For those needing more flexibility in their planning, a 5-year guaranteed fixed rate annuity from a highly rated insurance company is currently paying over 5% and can protect their principal along the way.
Sequence of Returns Comparison
Assure them they won’t run out of money
Another way to instill confidence and stay more fully invested is to put a QLAC safety net under them. If a 60-year-old married couple sets aside $200,000 from their IRA, they can guarantee income down the line. Below is a grid reflecting age 80 and 85 income start dates. The return of premium (ROP) rates guarantee their principal back if they both die before reaching the income start age.
Launch the following link to learn more: Integrated Insights™ – DIAs & QLACs
Minimize the monkey wrench of chronic care
There is certainly debate about what asset level is sufficient to “self-insure” for an extended care event, especially for married couples. For couples on the lower end of the net worth spectrum there is an option that can protect and leverage their assets into a death benefit they can access if care is needed.
This product provides a death benefit when the second spouse passes. Having this in place allows you to access the tax-free death benefit if care is needed for the surviving spouse or when needing care simultaneously. Whatever is not used for care goes to the heirs.
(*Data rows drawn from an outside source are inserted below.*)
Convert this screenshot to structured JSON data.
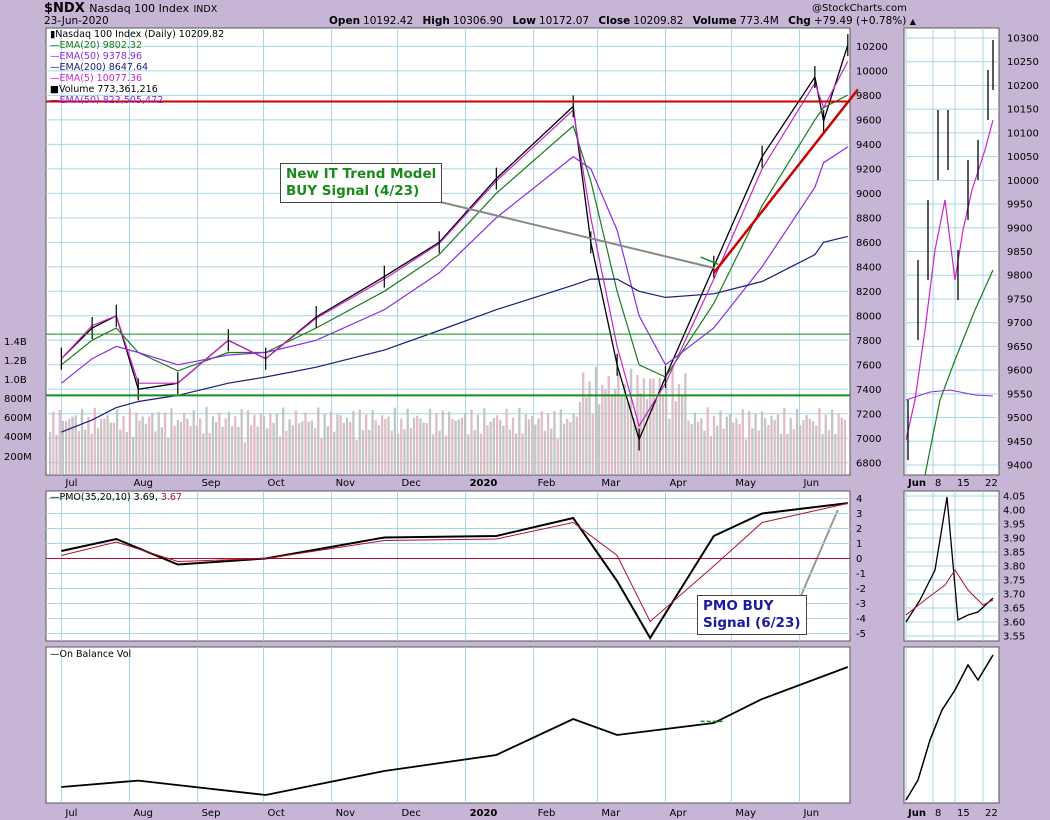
{
  "header": {
    "symbol": "$NDX",
    "name": "Nasdaq 100 Index",
    "exchange": "INDX",
    "date": "23-Jun-2020",
    "copyright": "@StockCharts.com",
    "open_label": "Open",
    "open": "10192.42",
    "high_label": "High",
    "high": "10306.90",
    "low_label": "Low",
    "low": "10172.07",
    "close_label": "Close",
    "close": "10209.82",
    "volume_label": "Volume",
    "volume": "773.4M",
    "chg_label": "Chg",
    "chg": "+79.49 (+0.78%)"
  },
  "legend": [
    {
      "text": "Nasdaq 100 Index (Daily) 10209.82",
      "color": "#000000"
    },
    {
      "text": "EMA(20) 9802.32",
      "color": "#1a7a1a"
    },
    {
      "text": "EMA(50) 9378.96",
      "color": "#8a2be2"
    },
    {
      "text": "EMA(200) 8647.64",
      "color": "#1c1c7a"
    },
    {
      "text": "EMA(5) 10077.36",
      "color": "#cc22cc"
    },
    {
      "text": "Volume 773,361,216",
      "color": "#000000"
    },
    {
      "text": "EMA(50) 823,505,472",
      "color": "#8a2be2"
    }
  ],
  "annotations": {
    "it_trend": [
      "New IT Trend Model",
      "BUY Signal (4/23)"
    ],
    "pmo_buy": [
      "PMO BUY",
      "Signal (6/23)"
    ]
  },
  "pmo_legend": {
    "label": "PMO(35,20,10)",
    "pmo": "3.69",
    "signal": "3.67"
  },
  "obv_legend": "On Balance Vol",
  "colors": {
    "background": "#c6b5d5",
    "panel": "#ffffff",
    "grid": "#a8d4e6",
    "support": "#1a8a1a",
    "resistance": "#cc0000",
    "price_bar": "#000000",
    "ema5": "#cc22cc",
    "ema20": "#1a7a1a",
    "ema50": "#8a2be2",
    "ema200": "#1c1c7a",
    "volume_up": "#bbbbbb",
    "volume_down": "#e0aec0",
    "callout_green": "#1a8a1a",
    "callout_blue": "#1a1aa0"
  },
  "chart_data": [
    {
      "type": "line",
      "title": "Nasdaq 100 Index (Daily)",
      "xlabel": "",
      "ylabel": "",
      "ylim": [
        6700,
        10350
      ],
      "price_ticks": [
        "10200",
        "10000",
        "9800",
        "9600",
        "9400",
        "9200",
        "9000",
        "8800",
        "8600",
        "8400",
        "8200",
        "8000",
        "7800",
        "7600",
        "7400",
        "7200",
        "7000",
        "6800"
      ],
      "volume_ticks": [
        "1.4B",
        "1.2B",
        "1.0B",
        "800M",
        "600M",
        "400M",
        "200M"
      ],
      "x_months": [
        "Jul",
        "Aug",
        "Sep",
        "Oct",
        "Nov",
        "Dec",
        "2020",
        "Feb",
        "Mar",
        "Apr",
        "May",
        "Jun"
      ],
      "x": [
        "2019-07-01",
        "2019-07-15",
        "2019-07-26",
        "2019-08-05",
        "2019-08-23",
        "2019-09-15",
        "2019-10-02",
        "2019-10-25",
        "2019-11-25",
        "2019-12-20",
        "2020-01-15",
        "2020-02-19",
        "2020-02-27",
        "2020-03-10",
        "2020-03-20",
        "2020-04-01",
        "2020-04-23",
        "2020-05-15",
        "2020-06-08",
        "2020-06-12",
        "2020-06-23"
      ],
      "series": [
        {
          "name": "Nasdaq 100 Index (Daily)",
          "values": [
            7650,
            7900,
            8000,
            7400,
            7450,
            7800,
            7650,
            7990,
            8320,
            8600,
            9120,
            9710,
            8600,
            7600,
            6990,
            7500,
            8400,
            9300,
            9950,
            9590,
            10210
          ]
        },
        {
          "name": "EMA(20)",
          "values": [
            7600,
            7800,
            7900,
            7700,
            7550,
            7700,
            7700,
            7900,
            8200,
            8500,
            9000,
            9550,
            9100,
            8200,
            7600,
            7500,
            8100,
            8900,
            9600,
            9700,
            9802
          ]
        },
        {
          "name": "EMA(50)",
          "values": [
            7450,
            7650,
            7750,
            7700,
            7600,
            7680,
            7700,
            7800,
            8050,
            8350,
            8800,
            9300,
            9200,
            8700,
            8000,
            7600,
            7900,
            8400,
            9050,
            9250,
            9379
          ]
        },
        {
          "name": "EMA(200)",
          "values": [
            7050,
            7150,
            7250,
            7300,
            7350,
            7450,
            7500,
            7580,
            7720,
            7880,
            8050,
            8250,
            8300,
            8300,
            8200,
            8150,
            8180,
            8280,
            8500,
            8600,
            8648
          ]
        },
        {
          "name": "EMA(5)",
          "values": [
            7650,
            7920,
            8000,
            7450,
            7450,
            7800,
            7650,
            7980,
            8300,
            8590,
            9100,
            9680,
            8800,
            7750,
            7100,
            7450,
            8300,
            9200,
            9900,
            9700,
            10077
          ]
        }
      ],
      "support_level": 7350,
      "secondary_support": 7850,
      "resistance_level": 9750,
      "rising_trendline": [
        [
          "2020-04-23",
          8350
        ],
        [
          "2020-06-23",
          9750
        ]
      ]
    },
    {
      "type": "line",
      "title": "PMO(35,20,10)",
      "ylim": [
        -5.5,
        4.5
      ],
      "ticks": [
        "4",
        "3",
        "2",
        "1",
        "0",
        "-1",
        "-2",
        "-3",
        "-4",
        "-5"
      ],
      "x": [
        "2019-07-01",
        "2019-07-26",
        "2019-08-23",
        "2019-10-02",
        "2019-11-25",
        "2020-01-15",
        "2020-02-19",
        "2020-03-10",
        "2020-03-25",
        "2020-04-23",
        "2020-05-15",
        "2020-06-23"
      ],
      "series": [
        {
          "name": "PMO",
          "values": [
            0.5,
            1.3,
            -0.4,
            0,
            1.4,
            1.5,
            2.7,
            -1.5,
            -5.3,
            1.5,
            3.0,
            3.69
          ]
        },
        {
          "name": "Signal",
          "values": [
            0.2,
            1.1,
            -0.2,
            0,
            1.2,
            1.3,
            2.4,
            0.2,
            -4.2,
            -0.5,
            2.4,
            3.67
          ]
        }
      ]
    },
    {
      "type": "line",
      "title": "On Balance Vol",
      "x": [
        "2019-07-01",
        "2019-08-05",
        "2019-10-02",
        "2019-11-25",
        "2020-01-15",
        "2020-02-19",
        "2020-03-10",
        "2020-04-23",
        "2020-05-15",
        "2020-06-23"
      ],
      "series": [
        {
          "name": "On Balance Vol",
          "values": [
            10,
            18,
            0,
            30,
            50,
            95,
            75,
            90,
            120,
            160
          ]
        }
      ]
    },
    {
      "type": "line",
      "title": "Zoom panel (June)",
      "price_ticks": [
        "10300",
        "10250",
        "10200",
        "10150",
        "10100",
        "10050",
        "10000",
        "9950",
        "9900",
        "9850",
        "9800",
        "9750",
        "9700",
        "9650",
        "9600",
        "9550",
        "9500",
        "9450",
        "9400"
      ],
      "pmo_ticks": [
        "4.05",
        "4.00",
        "3.95",
        "3.90",
        "3.85",
        "3.80",
        "3.75",
        "3.70",
        "3.65",
        "3.60",
        "3.55"
      ],
      "x_labels": [
        "Jun",
        "8",
        "15",
        "22"
      ]
    }
  ]
}
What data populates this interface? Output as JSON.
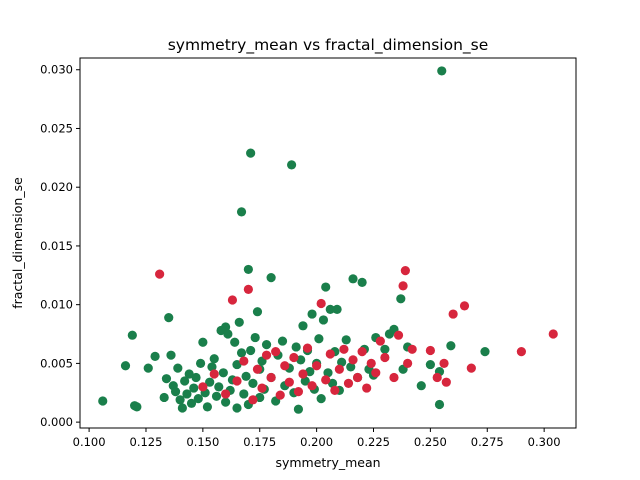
{
  "chart_data": {
    "type": "scatter",
    "title": "symmetry_mean vs fractal_dimension_se",
    "xlabel": "symmetry_mean",
    "ylabel": "fractal_dimension_se",
    "xlim": [
      0.096,
      0.314
    ],
    "ylim": [
      -0.0005,
      0.031
    ],
    "xticks": [
      0.1,
      0.125,
      0.15,
      0.175,
      0.2,
      0.225,
      0.25,
      0.275,
      0.3
    ],
    "xtick_labels": [
      "0.100",
      "0.125",
      "0.150",
      "0.175",
      "0.200",
      "0.225",
      "0.250",
      "0.275",
      "0.300"
    ],
    "yticks": [
      0.0,
      0.005,
      0.01,
      0.015,
      0.02,
      0.025,
      0.03
    ],
    "ytick_labels": [
      "0.000",
      "0.005",
      "0.010",
      "0.015",
      "0.020",
      "0.025",
      "0.030"
    ],
    "grid": false,
    "legend": "none",
    "colors": {
      "green": "#1a7f4b",
      "red": "#d7263d"
    },
    "series": [
      {
        "color": "#1a7f4b",
        "points": [
          [
            0.106,
            0.0018
          ],
          [
            0.116,
            0.0048
          ],
          [
            0.119,
            0.0074
          ],
          [
            0.12,
            0.0014
          ],
          [
            0.121,
            0.0013
          ],
          [
            0.126,
            0.0046
          ],
          [
            0.129,
            0.0056
          ],
          [
            0.133,
            0.0021
          ],
          [
            0.134,
            0.0037
          ],
          [
            0.135,
            0.0089
          ],
          [
            0.136,
            0.0057
          ],
          [
            0.137,
            0.0031
          ],
          [
            0.138,
            0.0026
          ],
          [
            0.139,
            0.0046
          ],
          [
            0.14,
            0.0019
          ],
          [
            0.141,
            0.0012
          ],
          [
            0.142,
            0.0035
          ],
          [
            0.143,
            0.0024
          ],
          [
            0.144,
            0.0041
          ],
          [
            0.145,
            0.0016
          ],
          [
            0.146,
            0.0029
          ],
          [
            0.147,
            0.0038
          ],
          [
            0.148,
            0.002
          ],
          [
            0.149,
            0.005
          ],
          [
            0.15,
            0.0068
          ],
          [
            0.151,
            0.0025
          ],
          [
            0.152,
            0.0013
          ],
          [
            0.153,
            0.0034
          ],
          [
            0.154,
            0.0047
          ],
          [
            0.155,
            0.0054
          ],
          [
            0.156,
            0.0022
          ],
          [
            0.157,
            0.003
          ],
          [
            0.158,
            0.0078
          ],
          [
            0.159,
            0.0042
          ],
          [
            0.16,
            0.0081
          ],
          [
            0.16,
            0.0017
          ],
          [
            0.161,
            0.0075
          ],
          [
            0.162,
            0.0027
          ],
          [
            0.163,
            0.0036
          ],
          [
            0.164,
            0.0068
          ],
          [
            0.165,
            0.0049
          ],
          [
            0.165,
            0.0012
          ],
          [
            0.166,
            0.0085
          ],
          [
            0.167,
            0.0179
          ],
          [
            0.167,
            0.0059
          ],
          [
            0.168,
            0.0024
          ],
          [
            0.169,
            0.0039
          ],
          [
            0.17,
            0.013
          ],
          [
            0.17,
            0.0015
          ],
          [
            0.171,
            0.0229
          ],
          [
            0.171,
            0.0061
          ],
          [
            0.172,
            0.0033
          ],
          [
            0.173,
            0.0072
          ],
          [
            0.174,
            0.0094
          ],
          [
            0.175,
            0.0045
          ],
          [
            0.175,
            0.0021
          ],
          [
            0.176,
            0.0052
          ],
          [
            0.177,
            0.0028
          ],
          [
            0.178,
            0.0066
          ],
          [
            0.18,
            0.0123
          ],
          [
            0.18,
            0.0038
          ],
          [
            0.182,
            0.0018
          ],
          [
            0.183,
            0.0057
          ],
          [
            0.185,
            0.0069
          ],
          [
            0.186,
            0.0031
          ],
          [
            0.188,
            0.0046
          ],
          [
            0.189,
            0.0219
          ],
          [
            0.19,
            0.0025
          ],
          [
            0.191,
            0.0064
          ],
          [
            0.192,
            0.0011
          ],
          [
            0.193,
            0.0053
          ],
          [
            0.194,
            0.0082
          ],
          [
            0.195,
            0.0035
          ],
          [
            0.196,
            0.0061
          ],
          [
            0.197,
            0.0043
          ],
          [
            0.198,
            0.0092
          ],
          [
            0.199,
            0.0028
          ],
          [
            0.2,
            0.005
          ],
          [
            0.201,
            0.0071
          ],
          [
            0.202,
            0.002
          ],
          [
            0.203,
            0.0087
          ],
          [
            0.204,
            0.0115
          ],
          [
            0.205,
            0.0042
          ],
          [
            0.206,
            0.0096
          ],
          [
            0.207,
            0.0033
          ],
          [
            0.208,
            0.006
          ],
          [
            0.209,
            0.0096
          ],
          [
            0.21,
            0.0027
          ],
          [
            0.211,
            0.0051
          ],
          [
            0.213,
            0.007
          ],
          [
            0.215,
            0.0047
          ],
          [
            0.216,
            0.0122
          ],
          [
            0.218,
            0.0038
          ],
          [
            0.22,
            0.0119
          ],
          [
            0.221,
            0.0062
          ],
          [
            0.223,
            0.0045
          ],
          [
            0.225,
            0.004
          ],
          [
            0.226,
            0.0072
          ],
          [
            0.23,
            0.0062
          ],
          [
            0.232,
            0.0075
          ],
          [
            0.234,
            0.0079
          ],
          [
            0.237,
            0.0105
          ],
          [
            0.238,
            0.0045
          ],
          [
            0.24,
            0.0064
          ],
          [
            0.246,
            0.0031
          ],
          [
            0.25,
            0.0049
          ],
          [
            0.254,
            0.0015
          ],
          [
            0.254,
            0.0043
          ],
          [
            0.255,
            0.0299
          ],
          [
            0.259,
            0.0065
          ],
          [
            0.274,
            0.006
          ]
        ]
      },
      {
        "color": "#d7263d",
        "points": [
          [
            0.131,
            0.0126
          ],
          [
            0.15,
            0.003
          ],
          [
            0.155,
            0.0041
          ],
          [
            0.16,
            0.0024
          ],
          [
            0.163,
            0.0104
          ],
          [
            0.165,
            0.0035
          ],
          [
            0.168,
            0.0052
          ],
          [
            0.17,
            0.0113
          ],
          [
            0.172,
            0.0019
          ],
          [
            0.174,
            0.0045
          ],
          [
            0.176,
            0.0029
          ],
          [
            0.178,
            0.0057
          ],
          [
            0.18,
            0.0038
          ],
          [
            0.182,
            0.006
          ],
          [
            0.184,
            0.0023
          ],
          [
            0.186,
            0.0048
          ],
          [
            0.188,
            0.0034
          ],
          [
            0.19,
            0.0055
          ],
          [
            0.192,
            0.0026
          ],
          [
            0.194,
            0.0041
          ],
          [
            0.196,
            0.0063
          ],
          [
            0.198,
            0.0031
          ],
          [
            0.2,
            0.0048
          ],
          [
            0.202,
            0.0101
          ],
          [
            0.204,
            0.0036
          ],
          [
            0.206,
            0.0058
          ],
          [
            0.208,
            0.0027
          ],
          [
            0.21,
            0.0045
          ],
          [
            0.212,
            0.0062
          ],
          [
            0.214,
            0.0033
          ],
          [
            0.216,
            0.0053
          ],
          [
            0.218,
            0.0038
          ],
          [
            0.22,
            0.006
          ],
          [
            0.222,
            0.0029
          ],
          [
            0.224,
            0.005
          ],
          [
            0.226,
            0.0042
          ],
          [
            0.228,
            0.0069
          ],
          [
            0.23,
            0.0055
          ],
          [
            0.234,
            0.0038
          ],
          [
            0.236,
            0.0074
          ],
          [
            0.238,
            0.0116
          ],
          [
            0.239,
            0.0129
          ],
          [
            0.24,
            0.005
          ],
          [
            0.242,
            0.0062
          ],
          [
            0.25,
            0.0061
          ],
          [
            0.253,
            0.0038
          ],
          [
            0.256,
            0.005
          ],
          [
            0.257,
            0.0034
          ],
          [
            0.26,
            0.0092
          ],
          [
            0.265,
            0.0099
          ],
          [
            0.268,
            0.0046
          ],
          [
            0.29,
            0.006
          ],
          [
            0.304,
            0.0075
          ]
        ]
      }
    ]
  }
}
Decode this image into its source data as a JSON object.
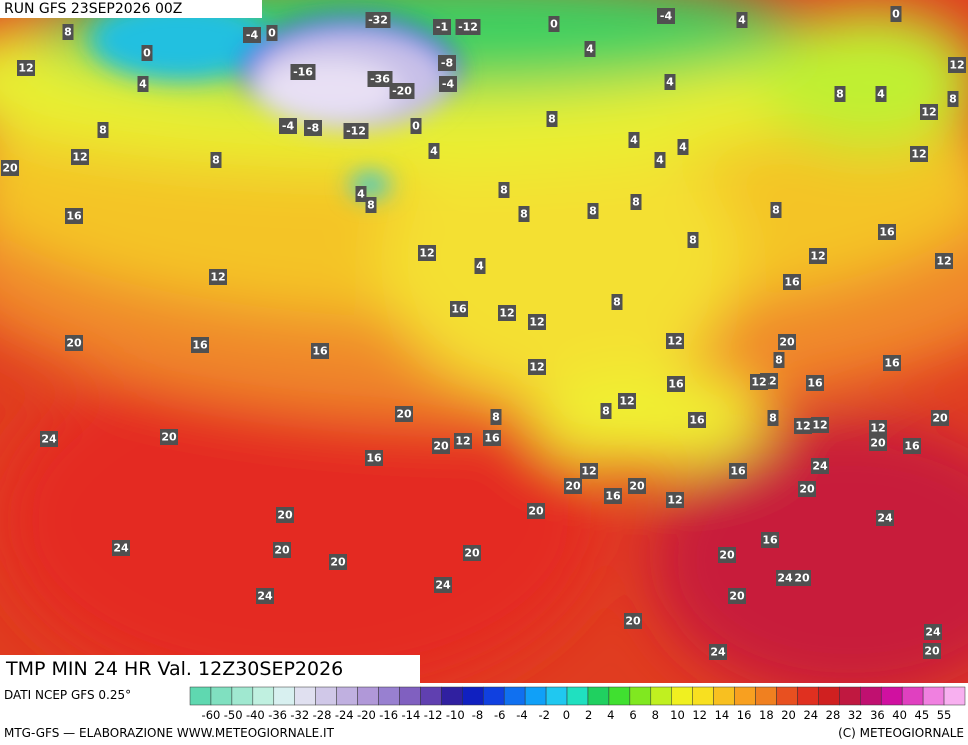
{
  "header": {
    "run": "RUN GFS 23SEP2026 00Z"
  },
  "footer": {
    "title": "TMP MIN 24 HR Val. 12Z30SEP2026",
    "source": "DATI NCEP GFS 0.25°",
    "credit_left": "MTG-GFS — ELABORAZIONE WWW.METEOGIORNALE.IT",
    "credit_right": "(C) METEOGIORNALE"
  },
  "legend": {
    "ticks": [
      -60,
      -50,
      -40,
      -36,
      -32,
      -28,
      -24,
      -20,
      -16,
      -14,
      -12,
      -10,
      -8,
      -6,
      -4,
      -2,
      0,
      2,
      4,
      6,
      8,
      10,
      12,
      14,
      16,
      18,
      20,
      24,
      28,
      32,
      36,
      40,
      45,
      55
    ],
    "colors": [
      "#5fd8b0",
      "#80e0c0",
      "#a0e8d0",
      "#c0f0e0",
      "#d8f0f0",
      "#e0e0f0",
      "#d0c8e8",
      "#c0b0e0",
      "#b098d8",
      "#9880d0",
      "#8060c0",
      "#6040b0",
      "#3020a0",
      "#1020c0",
      "#1040e0",
      "#1070f0",
      "#10a0f8",
      "#20c8f0",
      "#20e0c0",
      "#20d060",
      "#40e030",
      "#80e820",
      "#c0f020",
      "#f0f020",
      "#f8e020",
      "#f8c020",
      "#f8a020",
      "#f08020",
      "#e85020",
      "#e03020",
      "#d02020",
      "#c01840",
      "#c01070",
      "#d010a0",
      "#e040c0",
      "#f080e0",
      "#f8b0f0"
    ]
  },
  "map": {
    "labels": [
      8,
      0,
      12,
      4,
      8,
      12,
      8,
      20,
      16,
      12,
      16,
      20,
      16,
      24,
      20,
      24,
      20,
      20,
      24,
      20,
      16,
      20,
      20,
      12,
      16,
      8,
      16,
      12,
      12,
      12,
      12,
      4,
      8,
      8,
      8,
      4,
      0,
      -4,
      -8,
      -32,
      -1,
      -12,
      0,
      -4,
      4,
      0,
      4,
      4,
      4,
      4,
      4,
      8,
      8,
      8,
      8,
      12,
      16,
      12,
      8,
      16,
      12,
      20,
      16,
      20,
      12,
      16,
      20,
      24,
      24,
      20,
      16,
      24,
      20,
      20,
      20,
      24,
      20,
      24,
      20,
      24,
      20,
      16,
      20,
      12,
      20,
      16,
      16,
      20,
      8,
      16,
      12,
      16,
      12,
      8,
      8,
      4,
      12,
      12,
      8,
      12,
      -4,
      -8,
      -12,
      -20,
      -36,
      -4,
      0,
      4,
      8,
      12,
      12,
      8,
      12,
      12,
      -16
    ]
  }
}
Later in life, it may be considered a permission slip to annuitize assets if the drawdown rate becomes too high and they risk running out of money.
A single premium of $200,000 will guarantee a death benefit of $788,000 to age 100. If care is needed, they can draw 2% of the death benefit each month, capped at the IRS HIPAA per diem (currently $410/day or $12,300/mo). If the second death occurs at age 90 the IRR on the death benefit is 4.5%, and if death is at 95 the IRR is 3.9%. These are net yields and would need to be grossed up by a management fee and taxation when compared to investing.